In this article former head of the civil service, Lord Kerslake, responds to our new report Spending Fairly, Spending Well and makes the case for better oversight of public spending.
How companies account for the money they handle is under unprecedented scrutiny amid widespread anxiety that auditors have gone AWOL or, worse, colluded with boards in covering up uncomfortable financial truth. In his recent critique of the Financial Reporting Council Sir John Kingman has hit hard. On his trenchant analysis, it does not look fit for purpose.
But Sir John also has warning words about the quality and regulation of public audit. Their grants slashed, councils desperately seek to maintain services and may be engaging in risky speculative ventures; yet how they are audited is subject to little or no quality control or external scrutiny. Government projects are also too often over budget and delivered late.

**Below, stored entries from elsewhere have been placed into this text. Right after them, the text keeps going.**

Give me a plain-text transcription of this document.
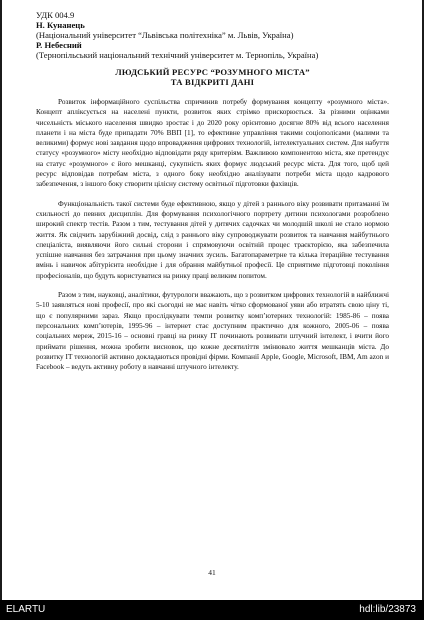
УДК 004.9
Н. Кунанець
(Національний університет “Львівська політехніка” м. Львів, Україна)
Р. Небесний
(Тернопільський національний технічний університет м. Тернопіль, Україна)
ЛЮДСЬКИЙ РЕСУРС “РОЗУМНОГО МІСТА”
ТА ВІДКРИТІ ДАНІ

Розвиток інформаційного суспільства спричинив потребу формування концепту «розумного міста». Концепт апліксується на населені пункти, розвиток яких стрімко прискорюється. За різними оцінками чисельність міського населення швидко зростає і до 2020 року орієнтовно досягне 80% від всього населення планети і на міста буде припадати 70% ВВП [1], то ефективне управління такими соціополісами (малими та великими) формує нові завдання щодо впровадження цифрових технологій, інтелектуальних систем. Для набуття статусу «розумного» місту необхідно відповідати ряду критеріям. Важливою компонентою міста, яке претендує на статус «розумного» є його мешканці, сукупність яких формує людський ресурс міста. Для того, щоб цей ресурс відповідав потребам міста, з одного боку необхідно аналізувати потреби міста щодо кадрового забезпечення, з іншого боку створити цілісну систему освітньої підготовки фахівців.

Функціональність такої системи буде ефективною, якщо у дітей з раннього віку розвивати притаманні їм схильності до певних дисциплін. Для формування психологічного портрету дитини психологами розроблено широкий спектр тестів. Разом з тим, тестування дітей у дитячих садочках чи молодшій школі не стало нормою життя. Як свідчить зарубіжний досвід, слід з раннього віку супроводжувати розвиток та навчання майбутнього спеціаліста, виявляючи його сильні сторони і спрямовуючи освітній процес траєкторією, яка забезпечила успішне навчання без затрачання при цьому значних зусиль. Багатопараметрне та кілька ітераційне тестування вмінь і навичок абітурієнта необхідне і для обрання майбутньої професії. Це сприятиме підготовці покоління професіоналів, що будуть користуватися на ринку праці великим попитом.

Разом з тим, науковці, аналітики, футурологи вважають, що з розвитком цифрових технологій в найближчі 5-10 заявляться нові професії, про які сьогодні не має навіть чітко сформованої уяви або втратять свою ціну ті, що є популярними зараз. Якщо прослідкувати темпи розвитку комп’ютерних технологій: 1985-86 – поява персональних комп’ютерів, 1995-96 – інтернет стає доступним практично для кожного, 2005-06 – поява соціальних мереж, 2015-16 – основні гравці на ринку ІТ починають розвивати штучний інтелект, і вчити його приймати рішення, можна зробити висновок, що кожне десятиліття змінювало життя мешканців міста. До розвитку ІТ технологій активно докладаються провідні фірми. Компанії Apple, Google, Microsoft, IBM, Am azon и Facebook – ведуть активну роботу в навчанні штучного інтелекту.

41
ELARTU	hdl:lib/23873
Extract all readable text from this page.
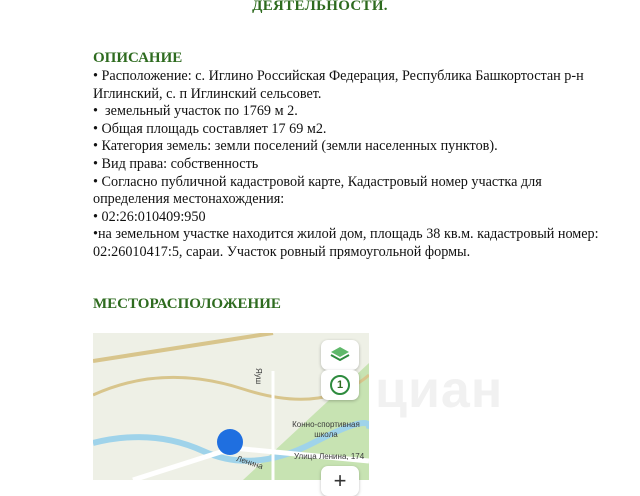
ДЕЯТЕЛЬНОСТИ.
ОПИСАНИЕ

• Расположение: с. Иглино Российская Федерация, Республика Башкортостан р-н Иглинский, с. п Иглинский сельсовет.

•  земельный участок по 1769 м 2.

• Общая площадь составляет 17 69 м2.

• Категория земель: земли поселений (земли населенных пунктов).

• Вид права: собственность

• Согласно публичной кадастровой карте, Кадастровый номер участка для определения местонахождения:

• 02:26:010409:950

•на земельном участке находится жилой дом, площадь 38 кв.м. кадастровый номер: 02:26010417:5, сараи. Участок ровный прямоугольной формы.

МЕСТОРАСПОЛОЖЕНИЕ
циан
Яуш
Конно-спортивная школа
Ленина	Улица Ленина, 174
1
+
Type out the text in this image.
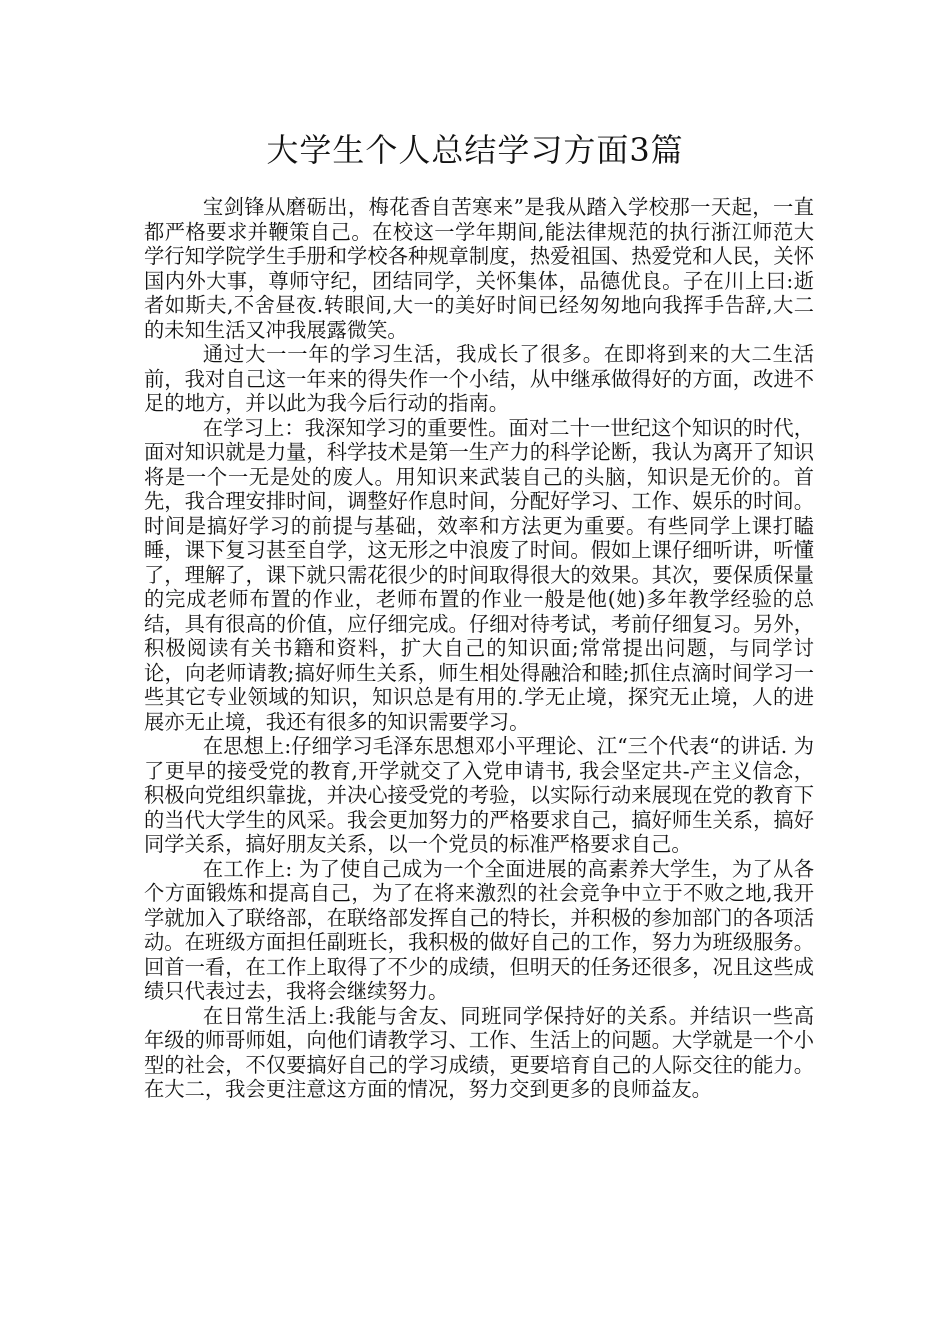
大学生个人总结学习方面3篇

宝剑锋从磨砺出，梅花香自苦寒来”是我从踏入学校那一天起，一直都严格要求并鞭策自己。在校这一学年期间,能法律规范的执行浙江师范大学行知学院学生手册和学校各种规章制度，热爱祖国、热爱党和人民，关怀国内外大事，尊师守纪，团结同学，关怀集体，品德优良。子在川上曰:逝者如斯夫,不舍昼夜.转眼间,大一的美好时间已经匆匆地向我挥手告辞,大二的未知生活又冲我展露微笑。

通过大一一年的学习生活，我成长了很多。在即将到来的大二生活前，我对自己这一年来的得失作一个小结，从中继承做得好的方面，改进不足的地方，并以此为我今后行动的指南。

在学习上：我深知学习的重要性。面对二十一世纪这个知识的时代，面对知识就是力量，科学技术是第一生产力的科学论断，我认为离开了知识将是一个一无是处的废人。用知识来武装自己的头脑，知识是无价的。首先，我合理安排时间，调整好作息时间，分配好学习、工作、娱乐的时间。时间是搞好学习的前提与基础，效率和方法更为重要。有些同学上课打瞌睡，课下复习甚至自学，这无形之中浪废了时间。假如上课仔细听讲，听懂了，理解了，课下就只需花很少的时间取得很大的效果。其次，要保质保量的完成老师布置的作业，老师布置的作业一般是他(她)多年教学经验的总结，具有很高的价值，应仔细完成。仔细对待考试，考前仔细复习。另外，积极阅读有关书籍和资料，扩大自己的知识面;常常提出问题，与同学讨论，向老师请教;搞好师生关系，师生相处得融洽和睦;抓住点滴时间学习一些其它专业领域的知识，知识总是有用的.学无止境，探究无止境，人的进展亦无止境，我还有很多的知识需要学习。

在思想上:仔细学习毛泽东思想邓小平理论、江“三个代表“的讲话. 为了更早的接受党的教育,开学就交了入党申请书, 我会坚定共-产主义信念，积极向党组织靠拢，并决心接受党的考验，以实际行动来展现在党的教育下的当代大学生的风采。我会更加努力的严格要求自己，搞好师生关系，搞好同学关系，搞好朋友关系，以一个党员的标准严格要求自己。

在工作上: 为了使自己成为一个全面进展的高素养大学生，为了从各个方面锻炼和提高自己，为了在将来激烈的社会竞争中立于不败之地,我开学就加入了联络部，在联络部发挥自己的特长，并积极的参加部门的各项活动。在班级方面担任副班长，我积极的做好自己的工作，努力为班级服务。回首一看，在工作上取得了不少的成绩，但明天的任务还很多，况且这些成绩只代表过去，我将会继续努力。

在日常生活上:我能与舍友、同班同学保持好的关系。并结识一些高年级的师哥师姐，向他们请教学习、工作、生活上的问题。大学就是一个小型的社会，不仅要搞好自己的学习成绩，更要培育自己的人际交往的能力。在大二，我会更注意这方面的情况，努力交到更多的良师益友。
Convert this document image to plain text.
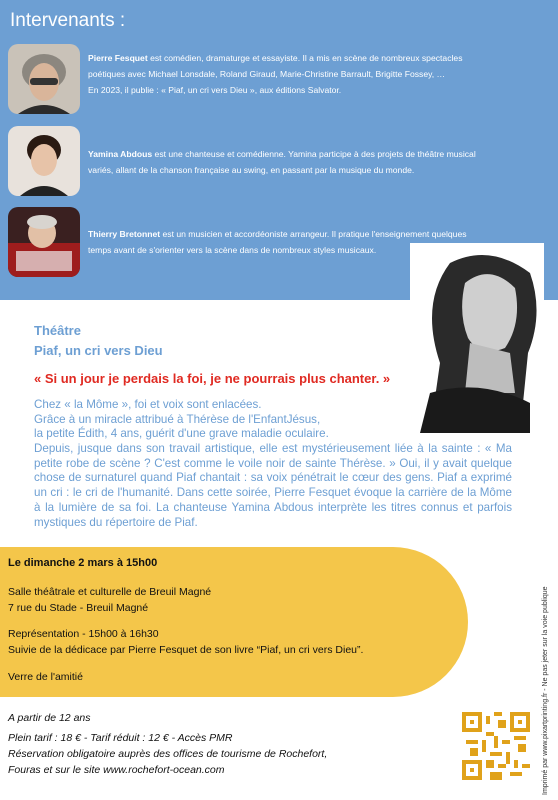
Intervenants :
Pierre Fesquet est comédien, dramaturge et essayiste. Il a mis en scène de nombreux spectacles
poétiques avec Michael Lonsdale, Roland Giraud, Marie-Christine Barrault, Brigitte Fossey, …
En 2023, il publie : « Piaf, un cri vers Dieu », aux éditions Salvator.
Yamina Abdous est une chanteuse et comédienne. Yamina participe à des projets de théâtre musical
variés, allant de la chanson française au swing, en passant par la musique du monde.
Thierry Bretonnet est un musicien et accordéoniste arrangeur. Il pratique l'enseignement quelques
temps avant de s'orienter vers la scène dans de nombreux styles musicaux.
Théâtre
Piaf, un cri vers Dieu
« Si un jour je perdais la foi, je ne pourrais plus chanter. »
Chez « la Môme », foi et voix sont enlacées.
Grâce à un miracle attribué à Thérèse de l'EnfantJésus,
la petite Édith, 4 ans, guérit d'une grave maladie oculaire.
Depuis, jusque dans son travail artistique, elle est mystérieusement liée à la sainte : « Ma petite robe de scène ? C'est comme le voile noir de sainte Thérèse. » Oui, il y avait quelque chose de surnaturel quand Piaf chantait : sa voix pénétrait le cœur des gens. Piaf a exprimé un cri : le cri de l'humanité. Dans cette soirée, Pierre Fesquet évoque la carrière de la Môme à la lumière de sa foi. La chanteuse Yamina Abdous interprète les titres connus et parfois mystiques du répertoire de Piaf.
Le dimanche 2 mars à 15h00
Salle théâtrale et culturelle de Breuil Magné
7 rue du Stade - Breuil Magné
Représentation - 15h00 à 16h30
Suivie de la dédicace par Pierre Fesquet de son livre “Piaf, un cri vers Dieu”.
Verre de l'amitié
A partir de 12 ans
Plein tarif : 18 € - Tarif réduit : 12 € - Accès PMR
Réservation obligatoire auprès des offices de tourisme de Rochefort,
Fouras et sur le site www.rochefort-ocean.com	Imprimé par www.pixartprinting.fr - Ne pas jeter sur la voie publique
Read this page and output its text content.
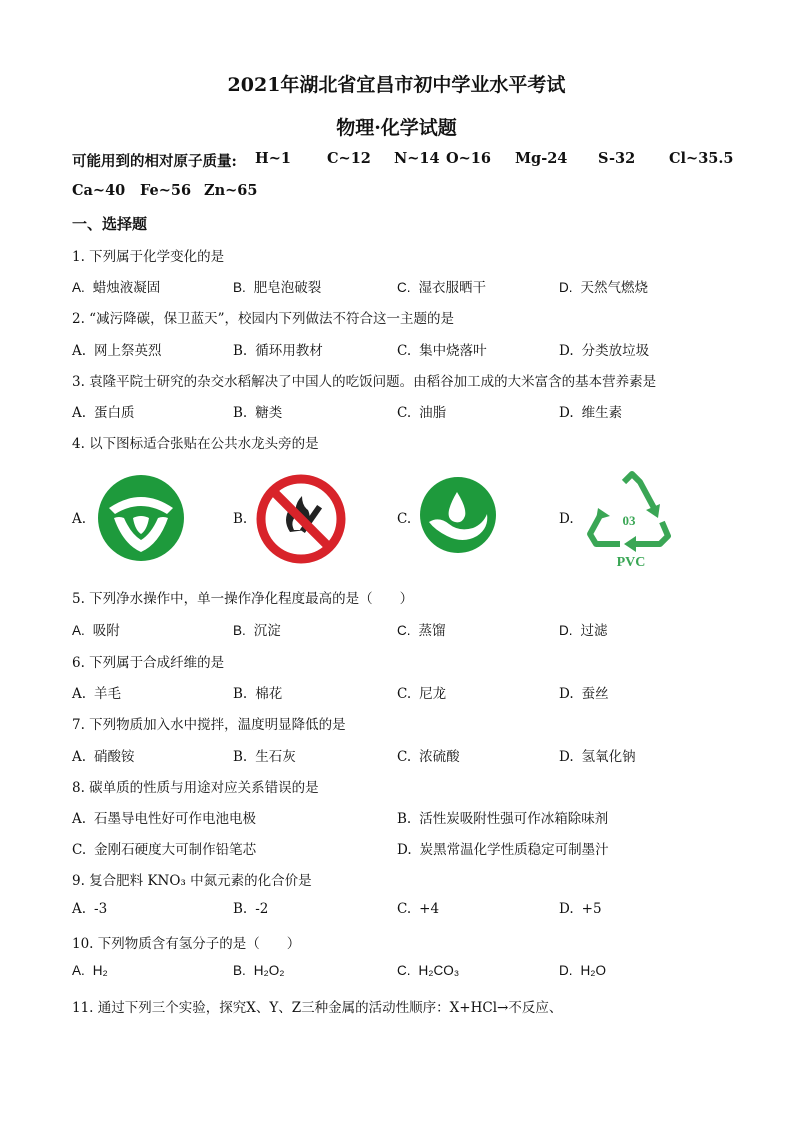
2021年湖北省宜昌市初中学业水平考试
物理·化学试题
可能用到的相对原子质量: H~1 C~12 N~14 O~16 Mg-24 S-32 Cl~35.5
Ca~40 Fe~56 Zn~65
一、选择题
1. 下列属于化学变化的是
A. 蜡烛液凝固	B. 肥皂泡破裂	C. 湿衣服晒干	D. 天然气燃烧
2. “减污降碳，保卫蓝天”，校园内下列做法不符合这一主题的是
A. 网上祭英烈	B. 循环用教材	C. 集中烧落叶	D. 分类放垃圾
3. 袁隆平院士研究的杂交水稻解决了中国人的吃饭问题。由稻谷加工成的大米富含的基本营养素是
A. 蛋白质	B. 糖类	C. 油脂	D. 维生素
4. 以下图标适合张贴在公共水龙头旁的是
A.	B.	C.	D.	03
PVC
5. 下列净水操作中，单一操作净化程度最高的是（　　）
A. 吸附	B. 沉淀	C. 蒸馏	D. 过滤
6. 下列属于合成纤维的是
A. 羊毛	B. 棉花	C. 尼龙	D. 蚕丝
7. 下列物质加入水中搅拌，温度明显降低的是
A. 硝酸铵	B. 生石灰	C. 浓硫酸	D. 氢氧化钠
8. 碳单质的性质与用途对应关系错误的是
A. 石墨导电性好可作电池电极	B. 活性炭吸附性强可作冰箱除味剂
C. 金刚石硬度大可制作铅笔芯	D. 炭黑常温化学性质稳定可制墨汁
9. 复合肥料 KNO₃ 中氮元素的化合价是
A. -3	B. -2	C. +4	D. +5
10. 下列物质含有氢分子的是（　　）
A. H₂	B. H₂O₂	C. H₂CO₃	D. H₂O
11. 通过下列三个实验，探究X、Y、Z三种金属的活动性顺序：X+HCl→不反应、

It’s time for fresh thought about the wider question of how money for public services is raised, appraised and audited. This isn’t just a technical issue – it is one that needs public attention. Questions of efficiency and equity in public spending are central to recapturing confidence in the people and processes that govern them.
Technology and demographics, not to mention Brexit, austerity and social media, are reshaping relationships between the citizen and the state. Increasingly the public need to be persuaded that their money will be spent fairly and well. If they are then voters might assent to the increases in taxation that actually all political parties believe are necessary to keep Government fit and functional.
In an important new thinkpiece for the independent think tank the Smith Institute*, David Walker and John Tizard call for a radical rethink about the way tax payers’ money is spent and accounted for. Whether or not the 2019 Spending Review goes ahead as planned, their questions about financial management cannot be ducked. Is spending properly appraised before decisions are made; do we get value for money in the fullest sense (which has to include fairness and distributional consequences); do we follow up spending to check on probity and outcomes? The answer from the report’s authors, as from much of the work of the Institute of Government and successive Parliamentary inquiries, is negative.
The Treasury is at the core of what needs to change. As I argued in the review I conducted in 2017 and has recently been echoed by the Comptroller & Auditor General Sir Amyas Morse, the Treasury must understand that controlling spending isn’t enough: HMT needs to be more strategic and look end to end, from decisions about tax and programmes through to those everyday encounters the public have with employment and benefit services, schools, clinics, policing and care. Spending must be ‘pre-screened’ for efficacy.
The authors of Spending Fairly Spending Well offer ambitious proposals for unifying the way public services are checked to ensure they are delivering fairness and value for money. At the moment, there is very little read across between Whitehall, its agencies, the NHS and local government – let alone any attempt to learn from the audit and accountability arrangements now in place in Scotland, Wales and Northern Ireland. The case is made for an independent Office of the 3Es (efficiency, effectiveness and equity), a large extension of the remit of the National Audit Office (NAO) and a new Public Interest Appraisal Unit.
Shortly, a new head of the NAO takes office, amid the confusion and strains of Brexit. He, and the MPs with whom he will work, see large gaps in how we audit and account for the 37 per cent of GDP spent by Government – money that sustains families, communities and markets. Ahead lie clamorous calls for more, to repair the damage of austerity and to respond to the multiple challenges of ageing, regional restoration and productivity – it’s a long list.
The public need assurance that we can manage public money better. The reforms proposed by Walker and Tizard would not alone restore Whitehall and Westminster’s credibility with the public or solve all the longstanding problems facing government spending, but they might make a difference. They are certainly worthy of consideration at the highest levels.